If this tradeoff is about correct, then a pure utilitarian back-of-the-envelope calculation makes it look as though the time tradeoff from waiting in line alone is about the same magnitude as the cost of death from two Boeing 737's blowing up every year.

For skeptics, the annual budget is $8.1 billion a year. Taking the typical government $6.9 million per life saved, (a statistical measure of the value of human life), it appears as though we are spending the value of 1,173 people each year on the TSA. That is, if the TSA isn't saving 1,173 people per year, the money may be better spent elsewhere.

From these back of the envelope calculations, it appears that everyone would benefit from the government abolishing the TSA and allowing many people to die each year. Further, this assumes the TSA actually has some nonzero impact.

Corrections is interested in comments. Obviously these are back-of-the-envelope calculations and assume away some issues. What first-order losses or gains are we missing?


  1. In addition the TSA operations impose a number of costs. The irradiation of large numbers of Americans - with scanners known to put our more radiation than originally claimed - poses some cancer risk especially for frequent flyers. TSA delays increment travel time - introducing an unpredictable extra obstacle to air travel. More fundamentally though TSA is conditioning Americans to yield their privacy rights, to submit to being groped routinely even though the gropee knows they pose no threat and the TSA gropers are going through the motions. This intrusion is far more negatively impactful against the privacy rights of Americans and their rights not to suffer unreasonable searches and seizures than the much celebrated Guantanamo base sequestering of large numbers of foreign nations apprehended on the battlefield making war against Americans. TSA activities are part of a long term erosion of our liberties that will cause them to disappear with a whimper rather than a bang. If a parent will submit to having their baby or small child's genitalia groped for what the parent knows is not reason, by a government official wearing a uniform, just what limits to inappropriate government intrusion are left?
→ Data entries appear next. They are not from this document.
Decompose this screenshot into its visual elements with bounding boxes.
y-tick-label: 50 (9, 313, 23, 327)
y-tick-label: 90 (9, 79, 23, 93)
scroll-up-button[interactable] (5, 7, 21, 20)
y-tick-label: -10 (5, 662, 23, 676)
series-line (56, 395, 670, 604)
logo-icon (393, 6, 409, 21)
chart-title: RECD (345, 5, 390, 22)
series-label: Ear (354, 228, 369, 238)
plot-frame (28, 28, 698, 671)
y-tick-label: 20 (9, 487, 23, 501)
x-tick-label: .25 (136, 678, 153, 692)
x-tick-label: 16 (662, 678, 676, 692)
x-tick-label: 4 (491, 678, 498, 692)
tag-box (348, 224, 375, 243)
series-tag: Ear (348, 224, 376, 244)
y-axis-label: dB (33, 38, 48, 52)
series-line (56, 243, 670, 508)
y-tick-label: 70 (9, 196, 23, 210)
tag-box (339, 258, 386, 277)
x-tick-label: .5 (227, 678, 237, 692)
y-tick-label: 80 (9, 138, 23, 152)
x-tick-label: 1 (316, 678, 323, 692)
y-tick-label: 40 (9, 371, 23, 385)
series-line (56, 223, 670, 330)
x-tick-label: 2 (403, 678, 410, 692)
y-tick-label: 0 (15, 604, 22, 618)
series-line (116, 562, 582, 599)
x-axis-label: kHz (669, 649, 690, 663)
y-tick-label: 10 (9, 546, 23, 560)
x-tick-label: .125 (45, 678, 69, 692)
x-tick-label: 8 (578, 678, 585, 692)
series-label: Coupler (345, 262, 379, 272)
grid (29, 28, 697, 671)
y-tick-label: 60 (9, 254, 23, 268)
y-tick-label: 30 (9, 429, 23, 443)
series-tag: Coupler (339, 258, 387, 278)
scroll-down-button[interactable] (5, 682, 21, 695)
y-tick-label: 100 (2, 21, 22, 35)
To this point all the attempted Islamofascist plane attacks have been conducted by Muslim males, most of them with recent travel to Yemen, the Sudan, Saudi Arabia or Pakistan - what possible purpose does it serve to grope blue haired grandmothers or children. An intelligent approach to screening focusing more attention on the actual threat group including the question approach the Israelis have found so effective.

  2. Corrections largely agrees with your thoughts on take on the efficiency of statistical discrimination.
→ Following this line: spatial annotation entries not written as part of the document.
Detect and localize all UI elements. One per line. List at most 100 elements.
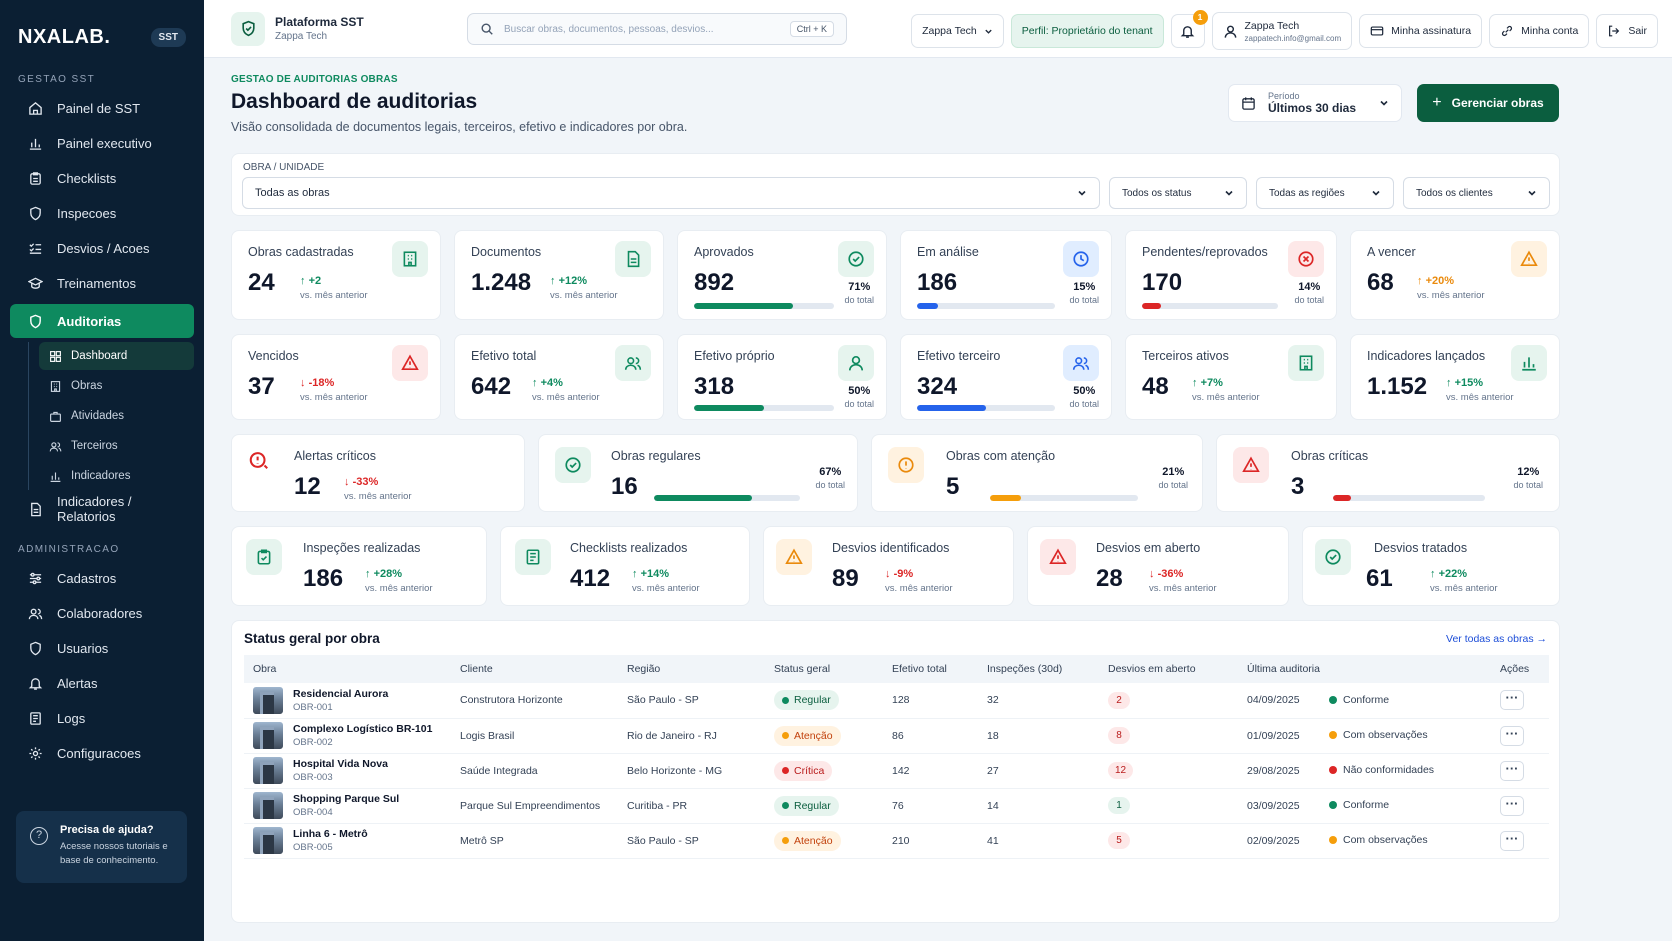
card-a-vencer[interactable]: A vencer 68 ↑ +20% vs. mês anterior bbox=[1350, 230, 1560, 320]
card-inspecoes-realizadas[interactable]: Inspeções realizadas 186 ↑ +28% vs. mês … bbox=[231, 526, 487, 606]
card-checklists-realizados[interactable]: Checklists realizados 412 ↑ +14% vs. mês… bbox=[500, 526, 750, 606]
sidebar-item-colaboradores[interactable]: Colaboradores bbox=[10, 596, 194, 630]
card-desvios-aberto[interactable]: Desvios em aberto 28 ↓ -36% vs. mês ante… bbox=[1027, 526, 1289, 606]
chevron-down-icon bbox=[1528, 190, 1536, 196]
card-documentos[interactable]: Documentos 1.248 ↑ +12% vs. mês anterior bbox=[454, 230, 664, 320]
column-header[interactable]: Status geral bbox=[774, 663, 831, 675]
card-obras-atencao[interactable]: Obras com atenção 5 21% do total bbox=[871, 434, 1203, 512]
table-row[interactable]: Linha 6 - Metrô OBR-005 Metrô SP São Paul… bbox=[244, 823, 1549, 859]
card-obras-cadastradas[interactable]: Obras cadastradas 24 ↑ +2 vs. mês anteri… bbox=[231, 230, 441, 320]
sidebar-item-treinamentos[interactable]: Treinamentos bbox=[10, 266, 194, 300]
obra-name[interactable]: Linha 6 - Metrô bbox=[293, 828, 368, 840]
card-terceiros-ativos[interactable]: Terceiros ativos 48 ↑ +7% vs. mês anteri… bbox=[1125, 334, 1337, 420]
sidebar-item-painel-sst[interactable]: Painel de SST bbox=[10, 91, 194, 125]
card-obras-criticas[interactable]: Obras críticas 3 12% do total bbox=[1216, 434, 1560, 512]
sidebar-item-alertas[interactable]: Alertas bbox=[10, 666, 194, 700]
column-header[interactable]: Cliente bbox=[460, 663, 493, 675]
card-percent-caption: do total bbox=[1158, 480, 1188, 490]
search-input[interactable]: Buscar obras, documentos, pessoas, desvi… bbox=[467, 13, 847, 45]
card-vencidos[interactable]: Vencidos 37 ↓ -18% vs. mês anterior bbox=[231, 334, 441, 420]
status-select[interactable]: Todos os status bbox=[1109, 177, 1247, 209]
sidebar-item-checklists[interactable]: Checklists bbox=[10, 161, 194, 195]
card-compare: vs. mês anterior bbox=[550, 290, 618, 301]
card-efetivo-terceiro[interactable]: Efetivo terceiro 324 50% do total bbox=[900, 334, 1112, 420]
column-header[interactable]: Obra bbox=[253, 663, 277, 675]
row-actions-button[interactable]: ··· bbox=[1500, 760, 1524, 781]
sidebar-item-logs[interactable]: Logs bbox=[10, 701, 194, 735]
region-select[interactable]: Todas as regiões bbox=[1256, 177, 1394, 209]
sidebar-subitem-obras[interactable]: Obras bbox=[39, 372, 194, 400]
column-header[interactable]: Desvios em aberto bbox=[1108, 663, 1196, 675]
manage-obras-button[interactable]: + Gerenciar obras bbox=[1417, 84, 1559, 122]
sidebar-item-inspecoes[interactable]: Inspecoes bbox=[10, 196, 194, 230]
card-alertas-criticos[interactable]: Alertas críticos 12 ↓ -33% vs. mês anter… bbox=[231, 434, 525, 512]
building-icon bbox=[1288, 345, 1324, 381]
logout-button[interactable]: Sair bbox=[1596, 14, 1658, 48]
card-pendentes[interactable]: Pendentes/reprovados 170 14% do total bbox=[1125, 230, 1337, 320]
obra-name[interactable]: Complexo Logístico BR-101 bbox=[293, 723, 433, 735]
card-delta: ↓ -33% bbox=[344, 476, 379, 488]
alert-triangle-icon bbox=[1040, 539, 1076, 575]
period-select[interactable]: Período Últimos 30 dias bbox=[1228, 84, 1402, 122]
card-indicadores-lancados[interactable]: Indicadores lançados 1.152 ↑ +15% vs. mê… bbox=[1350, 334, 1560, 420]
result-label: Com observações bbox=[1343, 729, 1428, 741]
account-label: Minha conta bbox=[1521, 25, 1579, 37]
obra-name[interactable]: Hospital Vida Nova bbox=[293, 758, 388, 770]
card-percent-caption: do total bbox=[844, 295, 874, 305]
column-header[interactable]: Última auditoria bbox=[1247, 663, 1320, 675]
card-aprovados[interactable]: Aprovados 892 71% do total bbox=[677, 230, 887, 320]
sidebar-item-configuracoes[interactable]: Configuracoes bbox=[10, 736, 194, 770]
sliders-icon bbox=[29, 572, 42, 584]
shield-check-icon bbox=[231, 11, 265, 46]
column-header[interactable]: Região bbox=[627, 663, 661, 675]
sidebar-item-desvios[interactable]: Desvios / Acoes bbox=[10, 231, 194, 265]
obra-name[interactable]: Residencial Aurora bbox=[293, 687, 389, 700]
auditoria-date: 02/09/2025 bbox=[1238, 823, 1320, 859]
card-obras-regulares[interactable]: Obras regulares 16 67% do total bbox=[538, 434, 858, 512]
help-box[interactable]: ? Precisa de ajuda? Acesse nossos tutori… bbox=[16, 811, 187, 883]
sidebar-subitem-dashboard[interactable]: Dashboard bbox=[39, 342, 194, 370]
view-all-obras-link[interactable]: Ver todas as obras → bbox=[1446, 633, 1547, 645]
sidebar-subitem-terceiros[interactable]: Terceiros bbox=[39, 432, 194, 460]
progress-fill bbox=[1333, 495, 1352, 501]
sidebar-subitem-atividades[interactable]: Atividades bbox=[39, 402, 194, 430]
sidebar-subitem-indicadores[interactable]: Indicadores bbox=[39, 462, 194, 490]
column-header[interactable]: Efetivo total bbox=[892, 663, 947, 675]
sidebar-item-label: Colaboradores bbox=[57, 605, 143, 621]
row-actions-button[interactable]: ··· bbox=[1500, 725, 1524, 746]
account-button[interactable]: Minha conta bbox=[1489, 14, 1590, 48]
notifications-button[interactable]: 1 bbox=[1170, 10, 1208, 48]
sidebar-item-cadastros[interactable]: Cadastros bbox=[10, 561, 194, 595]
status-badge: Regular bbox=[774, 795, 839, 816]
row-actions-button[interactable]: ··· bbox=[1500, 690, 1524, 711]
card-label: Terceiros ativos bbox=[1142, 349, 1229, 363]
card-desvios-identificados[interactable]: Desvios identificados 89 ↓ -9% vs. mês a… bbox=[763, 526, 1014, 606]
table-row[interactable]: Residencial Aurora OBR-001 Construtora Ho… bbox=[244, 683, 1549, 719]
row-actions-button[interactable]: ··· bbox=[1500, 795, 1524, 816]
card-efetivo-total[interactable]: Efetivo total 642 ↑ +4% vs. mês anterior bbox=[454, 334, 664, 420]
column-header[interactable]: Inspeções (30d) bbox=[987, 663, 1063, 675]
card-efetivo-proprio[interactable]: Efetivo próprio 318 50% do total bbox=[677, 334, 887, 420]
sidebar-item-auditorias[interactable]: Auditorias bbox=[10, 304, 194, 338]
card-value: 318 bbox=[694, 373, 735, 400]
tenant-select[interactable]: Zappa Tech bbox=[911, 14, 1004, 48]
client-select[interactable]: Todos os clientes bbox=[1403, 177, 1550, 209]
table-row[interactable]: Shopping Parque Sul OBR-004 Parque Sul Em… bbox=[244, 788, 1549, 824]
obra-name[interactable]: Shopping Parque Sul bbox=[293, 793, 400, 805]
help-text: Acesse nossos tutoriais e base de conhec… bbox=[60, 841, 168, 866]
sidebar-item-indicadores-relatorios[interactable]: Indicadores / Relatorios bbox=[10, 492, 194, 526]
sidebar-item-usuarios[interactable]: Usuarios bbox=[10, 631, 194, 665]
user-menu[interactable]: Zappa Tech zappatech.info@gmail.com bbox=[1211, 12, 1353, 50]
card-compare: vs. mês anterior bbox=[885, 583, 953, 594]
profile-badge[interactable]: Perfil: Proprietário do tenant bbox=[1010, 14, 1164, 48]
card-label: Em análise bbox=[917, 245, 979, 259]
table-row[interactable]: Hospital Vida Nova OBR-003 Saúde Integrad… bbox=[244, 753, 1549, 789]
card-em-analise[interactable]: Em análise 186 15% do total bbox=[900, 230, 1112, 320]
table-row[interactable]: Complexo Logístico BR-101 OBR-002 Logis B… bbox=[244, 718, 1549, 754]
card-desvios-tratados[interactable]: Desvios tratados 61 ↑ +22% vs. mês anter… bbox=[1302, 526, 1560, 606]
card-delta: ↑ +20% bbox=[1417, 275, 1455, 287]
obra-select[interactable]: Todas as obras bbox=[242, 177, 1100, 209]
sidebar-item-painel-executivo[interactable]: Painel executivo bbox=[10, 126, 194, 160]
subscription-button[interactable]: Minha assinatura bbox=[1359, 14, 1483, 48]
row-actions-button[interactable]: ··· bbox=[1500, 830, 1524, 851]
    The claim by people who don't like statistical discrimination is that Islamic terrorists will just recruit non-Islamic-looking individuals. It is an open empirical question whether or not this would help Islamic terrorists or Americans more. On the one hand, Americans, both those who would be singled out for profile and those who would not, would likely have faster travel times.

    The pareto improvement Corrections is trying to illustrate is as follows. Say an innocent individual in Muslim garb could make a choice between clearing the line in front of them and being invasively examined or waiting and having a positive (perhaps high) probability of being invasively examined, they may choose the latter. Everyone cleared from the line would obviously also benefit. If this is the case, all Americans benefit.
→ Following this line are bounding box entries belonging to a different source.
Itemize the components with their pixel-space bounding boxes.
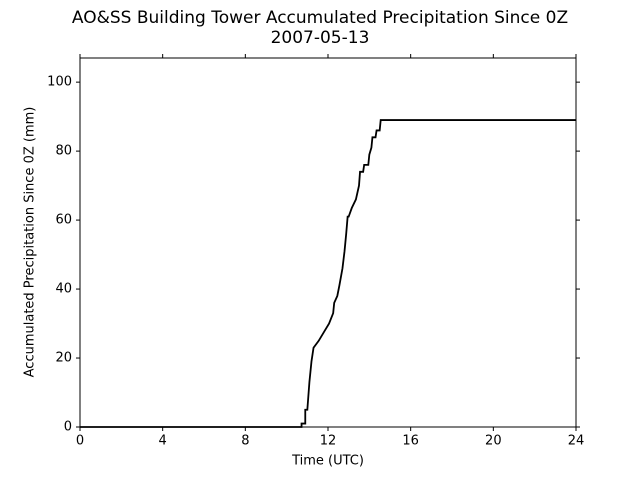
x-tick-label: 16 [402, 434, 419, 449]
x-tick-label: 20 [485, 434, 502, 449]
x-tick-label: 8 [241, 434, 249, 449]
y-tick-label: 40 [55, 282, 72, 297]
chart-subtitle: 2007-05-13 [271, 28, 370, 48]
chart-title: AO&SS Building Tower Accumulated Precipi… [72, 8, 568, 28]
y-tick-label: 100 [47, 75, 72, 90]
x-tick-label: 12 [320, 434, 337, 449]
x-tick-label: 0 [76, 434, 84, 449]
y-tick-label: 0 [64, 420, 72, 435]
x-tick-label: 4 [159, 434, 167, 449]
x-tick-label: 24 [568, 434, 585, 449]
y-tick-label: 20 [55, 351, 72, 366]
plot-frame [79, 57, 577, 428]
y-axis-label: Accumulated Precipitation Since 0Z (mm) [23, 107, 38, 378]
x-axis-label: Time (UTC) [291, 454, 364, 469]
data-line [80, 119, 576, 428]
y-tick-label: 60 [55, 213, 72, 228]
y-tick-label: 80 [55, 144, 72, 159]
    Do Terrorists benefit? It depends on the cost and difficulty of recruiting non-Islamic looking individuals. Corrections posits this cost is very high, as the FBI has a vast array of white men willing to go undercover. Corrections posits that "random" recruiting of whites for Islamic terrorism will turn up an FBI informant or agent 80% of the time.

    Even if race isn't used, age crossed with race is likely rather safe to use. As you say, "blue haired grandmothers" and perhaps children, are unlikely to be carrying bombs or be available for carrying bombs.

    It's unclear whether or not we have actually undergone an erosion of rights as interpreted as the ability to freely choose between different activities. This will perhaps be the basis of a discussion in a future post.